I felt a certain level of responsibility after my library was accepted to the Arduino library manager, and wrote down all the things I knew I could work on under GitHub issues for the project. I also filled out the README file with usage basics, and I had felt pretty confident I have enabled people to generate color composite video out signals from their ESP32 projects. This confidence was short-lived. My first guinea pig volunteer for a test drive was Emily Velasco, who I credit for instigating this quest. After she downloaded the library and ran my examples, she looked at the source code and asked a perfectly reasonable question: "Roger, what are these color codes?"

Oh. CRAP.

Having many years of experience playing in computers graphics, I was very comfortable with various color models for specifying digital image data. When I read niche jargon like "RGB332", I immediately know it meant an 8-bit color value with most significant three bits for red channel, three bits for green, and least significant two bits for blue. I was so comfortable, in fact, that it never occurred to me that not everybody would know this. And so I forgot to say anything about it in my library documentation.

I thanked Emily for calling out my blind spot and frantically got to work. The first and most immediate task was to update the README file, starting with a link to the Wikipedia section about RGB332 color. I then followed up with a few example values, covering all the primary and secondary colors. This resulted in a list of eight colors which can also be minimally specified with just 3 bits, one for each color channel. (RGB111, if you will.)

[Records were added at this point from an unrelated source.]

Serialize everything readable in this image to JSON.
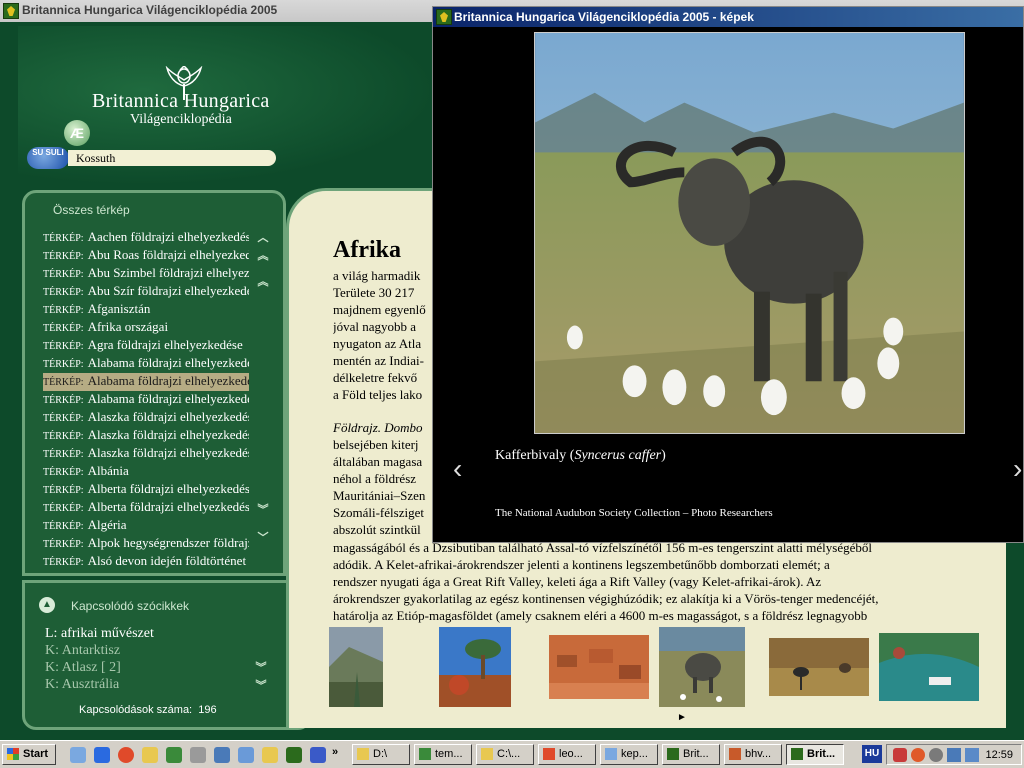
{
  "main_window": {
    "title": "Britannica Hungarica Világenciklopédia 2005",
    "brand_name": "Britannica  Hungarica",
    "brand_sub": "Világenciklopédia",
    "ae_symbol": "Æ",
    "badge": "SU SULI",
    "search_value": "Kossuth"
  },
  "map_panel": {
    "title": "Összes térkép",
    "prefix": "TÉRKÉP:",
    "items": [
      "Aachen földrajzi elhelyezkedése",
      "Abu Roas földrajzi elhelyezkedése",
      "Abu Szimbel földrajzi elhelyezkedése",
      "Abu Szír földrajzi elhelyezkedése",
      "Afganisztán",
      "Afrika országai",
      "Agra földrajzi elhelyezkedése",
      "Alabama földrajzi elhelyezkedése",
      "Alabama földrajzi elhelyezkedése",
      "Alabama földrajzi elhelyezkedése",
      "Alaszka földrajzi elhelyezkedése",
      "Alaszka földrajzi elhelyezkedése",
      "Alaszka földrajzi elhelyezkedése",
      "Albánia",
      "Alberta földrajzi elhelyezkedése",
      "Alberta földrajzi elhelyezkedése",
      "Algéria",
      "Alpok hegységrendszer földrajzi",
      "Alsó devon idején földtörténet"
    ],
    "selected_index": 8
  },
  "related_panel": {
    "title": "Kapcsolódó szócikkek",
    "items": [
      "L: afrikai művészet",
      "K: Antarktisz",
      "K: Atlasz [ 2]",
      "K: Ausztrália"
    ],
    "count_label": "Kapcsolódások száma:",
    "count": "196"
  },
  "article": {
    "title": "Afrika",
    "intro_lines": [
      "a világ harmadik",
      "Területe 30 217",
      "majdnem egyenlő",
      "jóval nagyobb a",
      "nyugaton az Atla",
      "mentén az Indiai-",
      "délkeletre fekvő",
      "a Föld teljes lako"
    ],
    "section_lines": [
      "Földrajz. Dombo",
      "belsejében kiterj",
      "általában magasa",
      "néhol a földrész",
      "Mauritániai–Szen",
      "Szomáli-félsziget",
      "abszolút szintkül"
    ],
    "lower_lines": [
      "magasságából és a Dzsibutiban található Assal-tó vízfelszínétől 156 m-es tengerszint alatti mélységéből",
      "adódik. A Kelet-afrikai-árokrendszer jelenti a kontinens legszembetűnőbb domborzati elemét; a",
      "rendszer nyugati ága a Great Rift Valley, keleti ága a Rift Valley (vagy Kelet-afrikai-árok). Az",
      "árokrendszer gyakorlatilag az egész kontinensen végighúzódik; ez alakítja ki a Vörös-tenger medencéjét,",
      "határolja az Etióp-magasföldet (amely csaknem eléri a 4600 m-es magasságot, s a földrész legnagyobb"
    ],
    "more_arrow": "►"
  },
  "image_window": {
    "title": "Britannica Hungarica Világenciklopédia 2005 - képek",
    "caption_prefix": "Kafferbivaly (",
    "caption_italic": "Syncerus caffer",
    "caption_suffix": ")",
    "credit": "The National Audubon Society Collection – Photo Researchers"
  },
  "taskbar": {
    "start_label": "Start",
    "tasks": [
      "D:\\",
      "tem...",
      "C:\\...",
      "leo...",
      "kep...",
      "Brit...",
      "bhv...",
      "Brit..."
    ],
    "active_task_index": 7,
    "language": "HU",
    "clock": "12:59"
  },
  "colors": {
    "panel_green": "#1e5e36",
    "page_bg": "#eeeccf",
    "accent_border": "#6ea47a"
  }
}
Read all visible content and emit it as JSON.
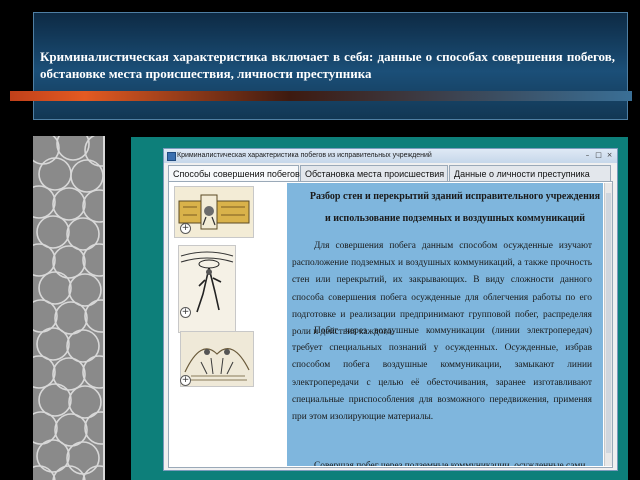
{
  "slide": {
    "banner_text": "Криминалистическая характеристика включает в себя: данные о способах совершения побегов, обстановке места происшествия, личности преступника"
  },
  "window": {
    "title": "Криминалистическая характеристика побегов из исправительных учреждений",
    "controls": {
      "minimize": "–",
      "maximize": "□",
      "close": "×"
    }
  },
  "tabs": [
    {
      "label": "Способы совершения побегов",
      "active": true
    },
    {
      "label": "Обстановка места происшествия",
      "active": false
    },
    {
      "label": "Данные о личности преступника",
      "active": false
    }
  ],
  "article": {
    "heading": "Разбор стен и перекрытий зданий исправительного учреждения и использование подземных и воздушных коммуникаций",
    "paragraphs": [
      "Для совершения побега данным способом осужденные изучают расположение подземных и воздушных коммуникаций, а также прочность стен или перекрытий, их закрывающих. В виду сложности данного способа совершения побега осужденные для облегчения работы по его подготовке и реализации предпринимают групповой побег, распределяя роли и действия каждого.",
      "Побег через воздушные коммуникации (линии электропередач) требует специальных познаний у осужденных. Осужденные, избрав способом побега воздушные коммуникации, замыкают линии электропередачи с целью её обесточивания, заранее изготавливают специальные приспособления для возможного передвижения, применяя при этом изолирующие материалы.",
      "Совершая побег через подземные коммуникации, осужденные сами"
    ]
  },
  "thumbnails": [
    {
      "icon": "zoom-icon",
      "zoom_glyph": "+"
    },
    {
      "icon": "zoom-icon",
      "zoom_glyph": "+"
    },
    {
      "icon": "zoom-icon",
      "zoom_glyph": "+"
    }
  ],
  "colors": {
    "pane_background": "#7fb6dd",
    "frame_teal": "#0d7f7a",
    "banner_blue": "#1b4f78"
  }
}
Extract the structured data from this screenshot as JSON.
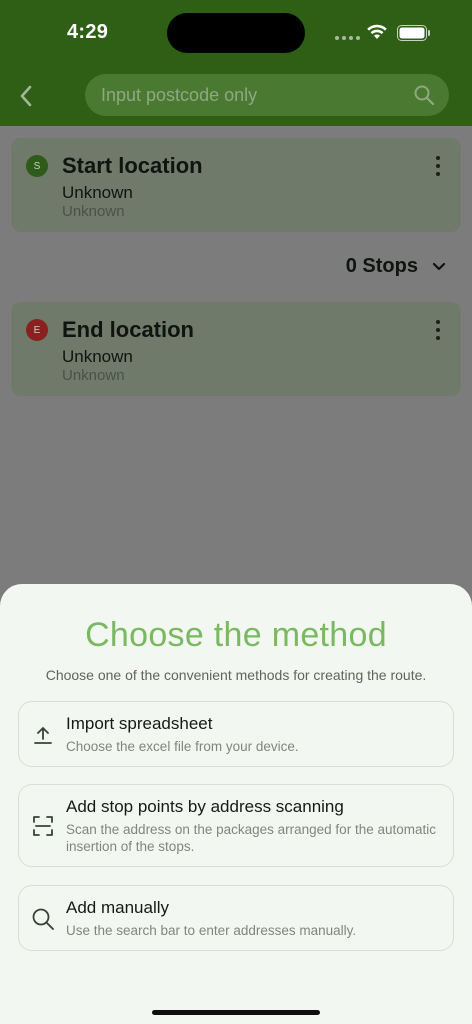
{
  "status": {
    "time": "4:29"
  },
  "header": {
    "search_placeholder": "Input postcode only"
  },
  "start": {
    "badge": "S",
    "title": "Start location",
    "name": "Unknown",
    "sub": "Unknown"
  },
  "stops": {
    "label": "0 Stops"
  },
  "end": {
    "badge": "E",
    "title": "End location",
    "name": "Unknown",
    "sub": "Unknown"
  },
  "sheet": {
    "title": "Choose the method",
    "subtitle": "Choose one of the convenient methods for creating the route.",
    "options": [
      {
        "title": "Import spreadsheet",
        "desc": "Choose the excel file from your device.",
        "icon": "upload-icon"
      },
      {
        "title": "Add stop points by address scanning",
        "desc": "Scan the address on the packages arranged for the automatic insertion of the stops.",
        "icon": "scan-icon"
      },
      {
        "title": "Add manually",
        "desc": "Use the search bar to enter addresses manually.",
        "icon": "search-icon"
      }
    ]
  },
  "colors": {
    "header_green": "#2f5f15",
    "accent_green": "#7ab861",
    "start_badge": "#2e5b19",
    "end_badge": "#8a2020",
    "sheet_bg": "#f3f7f1"
  }
}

I thought about adding some of these RGB332 values to my library as #define constants that people can use, but I didn't know how to name and/or organize them. I don't want to name them something completely common like #define RED because that has a high risk of colliding with a completely unrelated RED in another library. Technically speaking, the correct software architecture solution to this problem is C++ namespace. But I see no mention of namespaces in the Arduino API Style Guide and I don't believe it is considered a simple beginner-friendly construct. Unable to decide, I chickened out and did nothing in my Arduino library source code. But that doesn't necessarily mean we need to leave people up a creek, so Emily and I set out to build some paddles for this library.